Ornament//Jan Robert Leegte
On Opensea
Leegte, an artist who has been making born-digital works since the 1990’s, returns to concepts of light, form, and architectonic illusion in the 256 works in Ornament. Each token was generated for its first buyer using its official hash as a source of randomness. You can read a detailed technical explanation of how hash codes work on the blockchain here, but for the purposes of this short review, suffice it to say that this ensures each individual image has a unique set of black and white lines the instant it is minted, changing its perspectival view to appear differently intruding or extruding from the screen.
It’s a deceptively simple complicated thing. The name of the piece gestures toward the infamous Bauhaus manifesto, Ornament and Crime*. But Loos’ claims that ornamental is somehow a thing superficial and extraneous to function is hard to apply to an NFT. Are the lines somehow superficial to the grey square Leegte uses as a default background? If the essential function of NFT’s as financial assets defines them rather than their status as decorative art, are all images on tokens, in fact, a type of ornament? Does it matter that Leegte’s lines, the ornament in question here, are randomly generated by algorithm rather than directly applied by human hand?

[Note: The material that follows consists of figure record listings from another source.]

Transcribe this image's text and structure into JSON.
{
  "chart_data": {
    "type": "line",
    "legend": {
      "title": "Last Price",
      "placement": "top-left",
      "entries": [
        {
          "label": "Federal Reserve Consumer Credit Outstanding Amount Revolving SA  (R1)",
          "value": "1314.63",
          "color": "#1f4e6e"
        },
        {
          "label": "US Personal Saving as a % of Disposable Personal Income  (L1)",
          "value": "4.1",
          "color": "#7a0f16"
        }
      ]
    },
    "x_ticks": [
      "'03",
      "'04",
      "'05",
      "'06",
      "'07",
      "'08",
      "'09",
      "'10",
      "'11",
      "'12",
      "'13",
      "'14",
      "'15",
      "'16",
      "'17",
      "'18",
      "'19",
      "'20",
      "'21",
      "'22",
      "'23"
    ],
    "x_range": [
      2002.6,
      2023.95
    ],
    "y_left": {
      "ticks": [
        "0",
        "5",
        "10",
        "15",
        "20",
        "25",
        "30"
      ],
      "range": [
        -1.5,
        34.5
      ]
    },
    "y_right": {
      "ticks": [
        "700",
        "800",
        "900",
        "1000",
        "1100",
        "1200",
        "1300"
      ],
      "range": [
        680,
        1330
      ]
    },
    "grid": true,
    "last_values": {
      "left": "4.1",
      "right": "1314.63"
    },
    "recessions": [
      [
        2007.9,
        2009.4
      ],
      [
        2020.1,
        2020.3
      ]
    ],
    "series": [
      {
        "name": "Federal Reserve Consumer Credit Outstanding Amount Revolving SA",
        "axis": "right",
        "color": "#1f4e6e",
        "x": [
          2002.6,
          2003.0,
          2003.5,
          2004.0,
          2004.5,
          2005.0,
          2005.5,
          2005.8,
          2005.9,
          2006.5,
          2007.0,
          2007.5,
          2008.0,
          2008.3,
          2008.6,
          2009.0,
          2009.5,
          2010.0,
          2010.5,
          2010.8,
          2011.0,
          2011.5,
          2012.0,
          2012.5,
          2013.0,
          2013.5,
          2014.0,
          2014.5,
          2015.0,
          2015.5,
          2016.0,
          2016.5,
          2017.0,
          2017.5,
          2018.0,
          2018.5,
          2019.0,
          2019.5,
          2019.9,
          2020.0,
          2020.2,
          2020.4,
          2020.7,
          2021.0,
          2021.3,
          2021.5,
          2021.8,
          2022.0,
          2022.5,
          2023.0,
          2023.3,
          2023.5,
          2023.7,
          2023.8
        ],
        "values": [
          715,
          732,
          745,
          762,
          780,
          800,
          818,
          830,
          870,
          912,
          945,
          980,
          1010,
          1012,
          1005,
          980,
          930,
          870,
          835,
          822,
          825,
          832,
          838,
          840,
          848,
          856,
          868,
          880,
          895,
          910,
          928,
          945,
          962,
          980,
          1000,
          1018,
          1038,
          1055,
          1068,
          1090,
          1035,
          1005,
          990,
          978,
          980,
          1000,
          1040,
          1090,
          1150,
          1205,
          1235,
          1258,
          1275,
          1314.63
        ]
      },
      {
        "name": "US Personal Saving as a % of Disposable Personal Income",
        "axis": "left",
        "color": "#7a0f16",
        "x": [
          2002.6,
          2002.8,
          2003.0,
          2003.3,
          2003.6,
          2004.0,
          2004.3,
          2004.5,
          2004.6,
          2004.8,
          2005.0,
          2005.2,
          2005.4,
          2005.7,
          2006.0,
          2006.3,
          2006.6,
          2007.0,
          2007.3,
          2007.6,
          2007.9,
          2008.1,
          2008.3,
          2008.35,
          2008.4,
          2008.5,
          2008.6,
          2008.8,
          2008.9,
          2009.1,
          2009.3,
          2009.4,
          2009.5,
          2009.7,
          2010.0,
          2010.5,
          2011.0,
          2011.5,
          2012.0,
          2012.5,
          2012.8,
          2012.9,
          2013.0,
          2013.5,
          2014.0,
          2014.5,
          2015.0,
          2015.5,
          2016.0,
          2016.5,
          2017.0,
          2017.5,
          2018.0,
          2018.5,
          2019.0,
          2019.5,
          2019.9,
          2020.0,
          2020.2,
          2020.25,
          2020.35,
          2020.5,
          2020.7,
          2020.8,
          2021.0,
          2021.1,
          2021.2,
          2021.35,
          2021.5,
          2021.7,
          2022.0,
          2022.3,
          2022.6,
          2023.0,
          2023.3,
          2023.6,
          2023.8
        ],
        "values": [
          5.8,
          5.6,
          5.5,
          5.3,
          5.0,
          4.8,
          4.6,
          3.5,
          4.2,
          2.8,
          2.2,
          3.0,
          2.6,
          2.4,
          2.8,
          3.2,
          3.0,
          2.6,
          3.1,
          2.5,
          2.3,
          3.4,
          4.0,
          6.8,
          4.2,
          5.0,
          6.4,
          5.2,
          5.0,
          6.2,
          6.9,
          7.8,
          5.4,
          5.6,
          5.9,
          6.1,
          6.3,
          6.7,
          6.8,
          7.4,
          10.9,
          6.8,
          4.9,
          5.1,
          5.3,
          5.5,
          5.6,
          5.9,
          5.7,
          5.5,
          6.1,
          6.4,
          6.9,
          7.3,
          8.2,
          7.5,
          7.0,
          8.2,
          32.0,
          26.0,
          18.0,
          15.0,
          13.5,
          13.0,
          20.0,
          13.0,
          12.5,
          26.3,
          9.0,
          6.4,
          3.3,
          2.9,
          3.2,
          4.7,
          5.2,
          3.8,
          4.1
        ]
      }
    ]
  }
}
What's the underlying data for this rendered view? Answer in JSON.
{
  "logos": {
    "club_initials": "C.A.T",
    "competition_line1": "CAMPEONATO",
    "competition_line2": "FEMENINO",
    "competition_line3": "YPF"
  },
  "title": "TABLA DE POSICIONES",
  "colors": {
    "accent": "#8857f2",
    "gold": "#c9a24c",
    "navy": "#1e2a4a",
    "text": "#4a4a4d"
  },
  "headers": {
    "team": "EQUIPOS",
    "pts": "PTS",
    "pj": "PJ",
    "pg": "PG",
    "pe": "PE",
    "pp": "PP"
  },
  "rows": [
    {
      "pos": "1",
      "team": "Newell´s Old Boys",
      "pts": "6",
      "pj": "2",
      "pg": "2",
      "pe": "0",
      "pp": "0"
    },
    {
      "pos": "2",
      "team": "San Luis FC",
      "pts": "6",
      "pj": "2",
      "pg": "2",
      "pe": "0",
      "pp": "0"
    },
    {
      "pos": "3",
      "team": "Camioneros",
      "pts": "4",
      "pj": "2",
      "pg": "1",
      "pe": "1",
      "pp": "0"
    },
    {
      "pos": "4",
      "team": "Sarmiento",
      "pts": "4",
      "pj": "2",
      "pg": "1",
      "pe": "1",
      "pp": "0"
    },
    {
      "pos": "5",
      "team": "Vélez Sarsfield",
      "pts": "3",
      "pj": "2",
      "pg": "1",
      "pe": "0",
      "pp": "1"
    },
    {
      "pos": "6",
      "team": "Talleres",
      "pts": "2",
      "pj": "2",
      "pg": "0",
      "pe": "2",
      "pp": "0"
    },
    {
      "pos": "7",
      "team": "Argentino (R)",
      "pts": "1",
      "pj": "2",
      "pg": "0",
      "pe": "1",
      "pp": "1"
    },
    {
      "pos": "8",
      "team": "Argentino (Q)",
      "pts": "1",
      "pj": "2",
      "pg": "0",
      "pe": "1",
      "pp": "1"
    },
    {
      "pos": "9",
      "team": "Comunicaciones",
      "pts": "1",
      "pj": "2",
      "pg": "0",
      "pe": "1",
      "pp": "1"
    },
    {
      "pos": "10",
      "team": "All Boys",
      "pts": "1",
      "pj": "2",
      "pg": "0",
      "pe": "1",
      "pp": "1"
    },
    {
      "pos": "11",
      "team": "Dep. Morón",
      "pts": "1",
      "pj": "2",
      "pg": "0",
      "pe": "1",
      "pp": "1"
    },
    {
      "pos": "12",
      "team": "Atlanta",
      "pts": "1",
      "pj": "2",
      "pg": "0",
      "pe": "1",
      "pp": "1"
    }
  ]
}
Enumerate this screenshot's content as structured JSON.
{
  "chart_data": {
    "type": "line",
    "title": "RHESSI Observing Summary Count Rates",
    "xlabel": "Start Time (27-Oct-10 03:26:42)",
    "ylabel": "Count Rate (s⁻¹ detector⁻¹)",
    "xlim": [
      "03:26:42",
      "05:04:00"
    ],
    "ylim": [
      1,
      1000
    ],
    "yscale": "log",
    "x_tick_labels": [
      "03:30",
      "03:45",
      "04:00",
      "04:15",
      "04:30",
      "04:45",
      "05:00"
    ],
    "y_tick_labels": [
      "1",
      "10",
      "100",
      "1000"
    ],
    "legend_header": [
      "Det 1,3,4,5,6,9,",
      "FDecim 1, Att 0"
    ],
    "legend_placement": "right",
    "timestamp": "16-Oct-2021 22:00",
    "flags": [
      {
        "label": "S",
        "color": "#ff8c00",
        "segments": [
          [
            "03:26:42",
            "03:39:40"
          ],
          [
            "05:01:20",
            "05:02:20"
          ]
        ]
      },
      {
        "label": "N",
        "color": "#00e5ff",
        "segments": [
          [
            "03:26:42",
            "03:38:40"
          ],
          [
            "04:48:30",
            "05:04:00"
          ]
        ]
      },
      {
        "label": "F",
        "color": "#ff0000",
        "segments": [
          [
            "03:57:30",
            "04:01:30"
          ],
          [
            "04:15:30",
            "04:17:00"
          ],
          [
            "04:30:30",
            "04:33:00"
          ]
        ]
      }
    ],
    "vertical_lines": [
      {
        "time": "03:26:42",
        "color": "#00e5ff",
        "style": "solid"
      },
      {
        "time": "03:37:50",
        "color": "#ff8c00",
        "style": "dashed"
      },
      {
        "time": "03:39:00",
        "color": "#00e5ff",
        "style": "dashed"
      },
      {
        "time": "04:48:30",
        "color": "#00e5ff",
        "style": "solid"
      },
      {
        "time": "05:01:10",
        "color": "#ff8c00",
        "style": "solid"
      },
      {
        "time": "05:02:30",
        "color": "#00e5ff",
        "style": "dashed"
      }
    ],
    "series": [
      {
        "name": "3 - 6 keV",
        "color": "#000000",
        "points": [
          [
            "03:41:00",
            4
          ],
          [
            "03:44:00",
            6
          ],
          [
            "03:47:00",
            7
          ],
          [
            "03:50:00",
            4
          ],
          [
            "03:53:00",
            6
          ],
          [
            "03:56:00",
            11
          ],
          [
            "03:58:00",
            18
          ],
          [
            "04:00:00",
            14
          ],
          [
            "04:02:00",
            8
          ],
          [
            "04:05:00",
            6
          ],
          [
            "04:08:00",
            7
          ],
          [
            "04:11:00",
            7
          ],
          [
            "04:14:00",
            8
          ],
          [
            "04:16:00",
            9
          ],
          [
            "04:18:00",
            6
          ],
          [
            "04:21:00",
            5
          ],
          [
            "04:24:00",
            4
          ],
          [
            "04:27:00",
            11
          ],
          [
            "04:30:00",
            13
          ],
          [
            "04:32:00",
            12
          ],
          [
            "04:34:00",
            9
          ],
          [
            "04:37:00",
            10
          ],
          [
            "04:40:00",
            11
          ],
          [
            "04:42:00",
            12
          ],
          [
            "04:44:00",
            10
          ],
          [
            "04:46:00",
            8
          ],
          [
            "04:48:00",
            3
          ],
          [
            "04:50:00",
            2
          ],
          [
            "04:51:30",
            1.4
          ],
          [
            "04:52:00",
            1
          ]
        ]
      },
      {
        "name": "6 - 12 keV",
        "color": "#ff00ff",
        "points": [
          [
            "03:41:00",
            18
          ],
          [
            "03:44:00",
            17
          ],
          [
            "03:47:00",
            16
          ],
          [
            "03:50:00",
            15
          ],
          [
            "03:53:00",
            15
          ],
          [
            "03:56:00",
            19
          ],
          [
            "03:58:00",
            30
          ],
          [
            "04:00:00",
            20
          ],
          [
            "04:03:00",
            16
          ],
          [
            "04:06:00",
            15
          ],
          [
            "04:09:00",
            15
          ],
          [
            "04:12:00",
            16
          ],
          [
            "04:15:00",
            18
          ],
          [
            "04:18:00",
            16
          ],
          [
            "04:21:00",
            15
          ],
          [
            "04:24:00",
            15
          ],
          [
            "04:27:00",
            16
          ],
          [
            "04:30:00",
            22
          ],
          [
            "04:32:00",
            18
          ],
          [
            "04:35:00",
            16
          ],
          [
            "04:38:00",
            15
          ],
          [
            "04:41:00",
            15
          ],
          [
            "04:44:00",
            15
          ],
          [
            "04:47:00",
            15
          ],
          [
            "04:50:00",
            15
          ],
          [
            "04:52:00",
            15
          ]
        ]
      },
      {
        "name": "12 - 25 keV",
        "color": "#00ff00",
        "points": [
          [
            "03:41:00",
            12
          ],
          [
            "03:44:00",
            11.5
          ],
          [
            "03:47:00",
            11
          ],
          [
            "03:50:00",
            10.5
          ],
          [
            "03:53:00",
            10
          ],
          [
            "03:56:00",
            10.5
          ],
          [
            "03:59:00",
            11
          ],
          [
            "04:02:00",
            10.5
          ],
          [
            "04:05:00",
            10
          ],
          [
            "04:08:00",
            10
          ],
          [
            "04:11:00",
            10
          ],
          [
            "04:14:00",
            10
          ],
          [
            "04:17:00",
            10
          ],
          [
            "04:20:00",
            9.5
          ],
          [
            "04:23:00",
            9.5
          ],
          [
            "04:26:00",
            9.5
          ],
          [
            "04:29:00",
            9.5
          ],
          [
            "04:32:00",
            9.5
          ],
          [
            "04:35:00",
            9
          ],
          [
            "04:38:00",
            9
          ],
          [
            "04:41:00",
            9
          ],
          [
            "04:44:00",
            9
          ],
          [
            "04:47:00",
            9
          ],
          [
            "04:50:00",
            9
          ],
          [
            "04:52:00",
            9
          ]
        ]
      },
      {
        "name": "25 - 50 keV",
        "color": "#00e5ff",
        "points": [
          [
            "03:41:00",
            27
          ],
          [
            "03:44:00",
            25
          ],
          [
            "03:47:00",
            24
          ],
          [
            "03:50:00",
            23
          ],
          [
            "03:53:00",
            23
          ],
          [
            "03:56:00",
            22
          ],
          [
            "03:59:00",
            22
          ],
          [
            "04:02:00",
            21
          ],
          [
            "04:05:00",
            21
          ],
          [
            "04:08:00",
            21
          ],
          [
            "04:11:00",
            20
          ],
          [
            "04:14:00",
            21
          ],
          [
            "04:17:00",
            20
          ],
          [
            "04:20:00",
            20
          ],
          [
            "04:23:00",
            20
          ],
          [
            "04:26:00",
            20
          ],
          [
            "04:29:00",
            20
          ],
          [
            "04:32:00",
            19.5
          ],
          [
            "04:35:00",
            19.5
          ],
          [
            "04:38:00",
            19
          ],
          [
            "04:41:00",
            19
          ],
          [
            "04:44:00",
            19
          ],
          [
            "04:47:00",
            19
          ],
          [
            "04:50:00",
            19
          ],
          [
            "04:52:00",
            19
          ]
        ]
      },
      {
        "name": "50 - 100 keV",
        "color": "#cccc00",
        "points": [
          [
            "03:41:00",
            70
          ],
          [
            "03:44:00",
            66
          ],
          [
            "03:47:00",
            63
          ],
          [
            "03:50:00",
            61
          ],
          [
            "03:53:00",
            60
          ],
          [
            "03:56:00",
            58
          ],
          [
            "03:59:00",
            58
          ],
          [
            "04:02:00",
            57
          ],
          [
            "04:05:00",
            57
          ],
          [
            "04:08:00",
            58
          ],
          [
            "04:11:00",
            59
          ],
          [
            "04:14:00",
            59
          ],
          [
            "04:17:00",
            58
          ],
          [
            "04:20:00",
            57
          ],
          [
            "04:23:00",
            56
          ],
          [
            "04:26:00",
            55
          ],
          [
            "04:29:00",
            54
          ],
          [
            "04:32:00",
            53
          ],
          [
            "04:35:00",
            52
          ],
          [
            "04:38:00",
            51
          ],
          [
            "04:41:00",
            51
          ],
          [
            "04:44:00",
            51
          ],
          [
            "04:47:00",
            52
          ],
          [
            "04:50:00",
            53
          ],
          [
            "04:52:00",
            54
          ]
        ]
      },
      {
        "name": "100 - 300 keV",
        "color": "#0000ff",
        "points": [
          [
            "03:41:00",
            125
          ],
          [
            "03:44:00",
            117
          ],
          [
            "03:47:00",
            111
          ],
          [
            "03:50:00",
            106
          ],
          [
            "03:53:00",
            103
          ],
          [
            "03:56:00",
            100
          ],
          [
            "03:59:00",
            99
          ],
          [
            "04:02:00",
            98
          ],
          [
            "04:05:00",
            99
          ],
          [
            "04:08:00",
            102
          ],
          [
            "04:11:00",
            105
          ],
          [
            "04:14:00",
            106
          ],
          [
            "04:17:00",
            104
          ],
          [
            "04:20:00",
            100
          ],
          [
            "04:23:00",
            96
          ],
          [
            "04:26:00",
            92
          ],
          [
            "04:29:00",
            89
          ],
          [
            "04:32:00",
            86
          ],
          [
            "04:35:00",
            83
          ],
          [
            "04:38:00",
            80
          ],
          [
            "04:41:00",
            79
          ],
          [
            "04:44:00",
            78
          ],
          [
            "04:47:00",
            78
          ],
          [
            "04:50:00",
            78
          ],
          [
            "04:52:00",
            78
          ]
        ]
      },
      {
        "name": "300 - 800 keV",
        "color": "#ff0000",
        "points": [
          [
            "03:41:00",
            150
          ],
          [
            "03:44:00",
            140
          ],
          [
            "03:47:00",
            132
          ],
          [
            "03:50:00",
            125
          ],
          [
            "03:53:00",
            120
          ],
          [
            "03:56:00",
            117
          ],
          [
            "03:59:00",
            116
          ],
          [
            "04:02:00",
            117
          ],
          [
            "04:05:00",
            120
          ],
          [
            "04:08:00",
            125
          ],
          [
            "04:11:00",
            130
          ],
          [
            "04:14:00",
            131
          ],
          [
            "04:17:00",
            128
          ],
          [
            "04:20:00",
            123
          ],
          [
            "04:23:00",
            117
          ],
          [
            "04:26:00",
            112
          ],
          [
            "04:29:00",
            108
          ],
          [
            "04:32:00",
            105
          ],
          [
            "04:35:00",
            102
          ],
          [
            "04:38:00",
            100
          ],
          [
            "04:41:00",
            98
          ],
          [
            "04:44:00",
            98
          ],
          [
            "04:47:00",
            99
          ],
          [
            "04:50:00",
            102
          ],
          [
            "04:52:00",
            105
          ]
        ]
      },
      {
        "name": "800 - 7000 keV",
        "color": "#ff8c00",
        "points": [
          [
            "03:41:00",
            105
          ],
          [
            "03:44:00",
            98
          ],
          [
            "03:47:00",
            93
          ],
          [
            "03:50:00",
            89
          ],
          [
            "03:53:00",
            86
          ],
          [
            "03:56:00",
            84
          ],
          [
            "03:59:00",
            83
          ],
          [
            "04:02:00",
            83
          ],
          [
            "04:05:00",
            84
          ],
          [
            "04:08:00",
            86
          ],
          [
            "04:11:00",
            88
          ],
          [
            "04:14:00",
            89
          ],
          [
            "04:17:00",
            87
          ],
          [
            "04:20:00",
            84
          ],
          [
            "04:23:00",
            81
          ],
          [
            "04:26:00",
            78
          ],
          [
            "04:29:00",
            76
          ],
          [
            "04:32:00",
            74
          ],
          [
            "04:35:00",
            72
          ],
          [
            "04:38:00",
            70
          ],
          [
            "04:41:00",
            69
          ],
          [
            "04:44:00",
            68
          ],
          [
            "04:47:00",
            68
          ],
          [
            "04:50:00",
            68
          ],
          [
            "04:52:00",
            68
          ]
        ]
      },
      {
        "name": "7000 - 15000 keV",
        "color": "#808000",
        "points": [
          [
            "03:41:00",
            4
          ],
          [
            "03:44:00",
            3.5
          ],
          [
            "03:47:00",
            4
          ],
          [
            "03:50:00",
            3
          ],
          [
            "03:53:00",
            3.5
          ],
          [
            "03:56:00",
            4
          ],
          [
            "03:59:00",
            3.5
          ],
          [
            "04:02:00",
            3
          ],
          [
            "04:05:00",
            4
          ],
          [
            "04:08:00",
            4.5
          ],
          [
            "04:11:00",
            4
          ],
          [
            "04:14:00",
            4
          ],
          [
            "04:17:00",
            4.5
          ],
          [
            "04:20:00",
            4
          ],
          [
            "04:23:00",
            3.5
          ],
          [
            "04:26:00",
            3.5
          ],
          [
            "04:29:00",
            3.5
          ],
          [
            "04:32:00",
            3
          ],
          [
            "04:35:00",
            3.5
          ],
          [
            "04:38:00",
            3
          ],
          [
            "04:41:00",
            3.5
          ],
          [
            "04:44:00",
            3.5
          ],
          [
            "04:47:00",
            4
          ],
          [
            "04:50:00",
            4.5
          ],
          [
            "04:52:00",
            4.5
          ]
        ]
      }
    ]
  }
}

For Loos, ornament is simultaneously criminal (because it defaces what it is utilitarian and function) and also intrinsically linked to a racial (and racist) theory of cultural evolution. This is interesting here because web3 and crypto advocates often call NFTs ‘the future’ or the ‘evolution’ of the art object. This is— to me— just as sloppy and perhaps dangerous as Loos’ claims from the early 20th century. Leegte, who knows his theoretical stuff, makes a piece that looks like a bunch of lines on an old Windows blank text box do the work of asking us how NFTs as new media want to define purpose, function, and futurity.
For all of Loos’ flaws, I also love a lot of Bauhaus design personally. And I love Leegte’s Ornament series. Both share intrinsically interesting and problematic nominal conceits; both purposefully provoke. Would Leegte’s work be “crime” in Loos’ terms? I don’t know. I like that state of epistemic uncertainty, the space between a white and black line.
p.s.— I didn’t want run with this in full, but Leegte also asks us what a frame is here, evocative of the painting of Howard Hodgkin. Frames are a topic I’ll return to in time, I’m sure!
*You can read Adolf Loos’ whole 1908 work for free in translation here.